There are few stars - men or women - who have experienced the level of fame and fortune on television as Julia Louis-Dreyfus. Best known for her work of Seinfeld, she also has served as a cast member of Saturday Night Live and starred on her own series, The New Adventures of Old Christine, for five years.
Now she leads Veep, an HBO series in which she plays the Vice President of the United States, Selina Meyer. Meyer is a real peach of a woman, a nasty piece of work who the actress describes as an "asshole".
"Yeah, she's kind of an asshole," she said. "And I think that comes to me naturally. I didn't say to myself, 'I'm going to play an asshole,' because you can't start there. That wasn't the intention. But she's extremely driven, extremely vain, narcissistic and all of that stuff gets in front of her good intentions, which are somewhere down there. Deep, deep down. She doesn't mean to do the wrong things. It's a dog-eat-dog world and she feels that. I'm not going to say she's a victim -- she's not -- but she's definitely reacting to a political universe she's been a part of for twenty-something years."
Joining the program this year is Gary Cole, playing a nemesis to Meyers.
"Oh, what a nice guy he is!

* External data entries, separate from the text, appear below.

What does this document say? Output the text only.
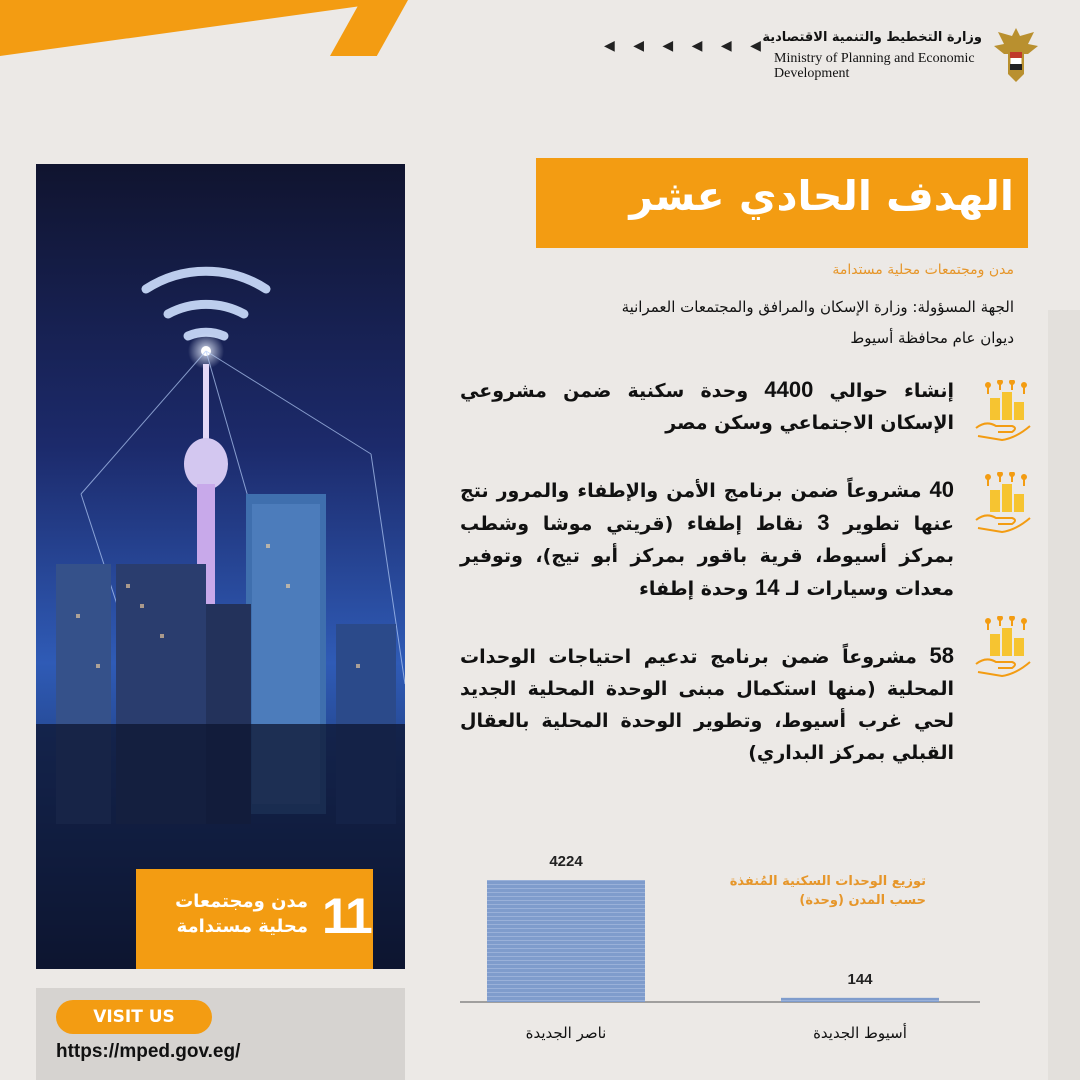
◀ ◀ ◀ ◀ ◀ ◀
وزارة التخطيط والتنمية الاقتصادية
Ministry of Planning and Economic Development
11
مدن ومجتمعات محلية مستدامة
VISIT US
https://mped.gov.eg/
الهدف الحادي عشر
مدن ومجتمعات محلية مستدامة
الجهة المسؤولة: وزارة الإسكان والمرافق والمجتمعات العمرانية
ديوان عام محافظة أسيوط
إنشاء حوالي 4400 وحدة سكنية ضمن مشروعي الإسكان الاجتماعي وسكن مصر
40 مشروعاً ضمن برنامج الأمن والإطفاء والمرور نتج عنها تطوير 3 نقاط إطفاء (قريتي موشا وشطب بمركز أسيوط، قرية باقور بمركز أبو تيج)، وتوفير معدات وسيارات لـ 14 وحدة إطفاء
58 مشروعاً ضمن برنامج تدعيم احتياجات الوحدات المحلية (منها استكمال مبنى الوحدة المحلية الجديد لحي غرب أسيوط، وتطوير الوحدة المحلية بالعقال القبلي بمركز البداري)
توزيع الوحدات السكنية المُنفذة حسب المدن (وحدة)
4224
ناصر الجديدة
144
أسيوط الجديدة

Both Gary and Kevin [Dunn], I've known them for years and years, so it was a complete treat to work with both of them all season long. Gary Cole plays a senior strategist to (president of the United States), this sort of Dick Morris, James Carville type. He's without emotion and is just a numbers guy. That's all he does. It's really fun, he did it brilliantly," Louis-Dreyfus said.
While the show paints politics in a negative light, the actress does not shame its cynicism.
"No, I'm not. I'm a hopeful person. Our intention is not to skewer politics so that people lose hope or something -- our intention is to make a funny show," she said. "Irony and sarcasm are of course a part of that ... If we were depicting an earnest place where people were trying their absolute best to do the absolute right thing all the time -- believe me, I know for a fact that those people exist in Washington -- I'm not sure how funny that would be. So, I think that's probably why you don't need a lot of characters quite like that in the show. But I do believe those people are all over the place in Washington. I have nothing but the utmost respect and admiration for what they do. It's a huge sacrifice and service that those people do."
The series returns tonight at 10 p.m. to begin its second season.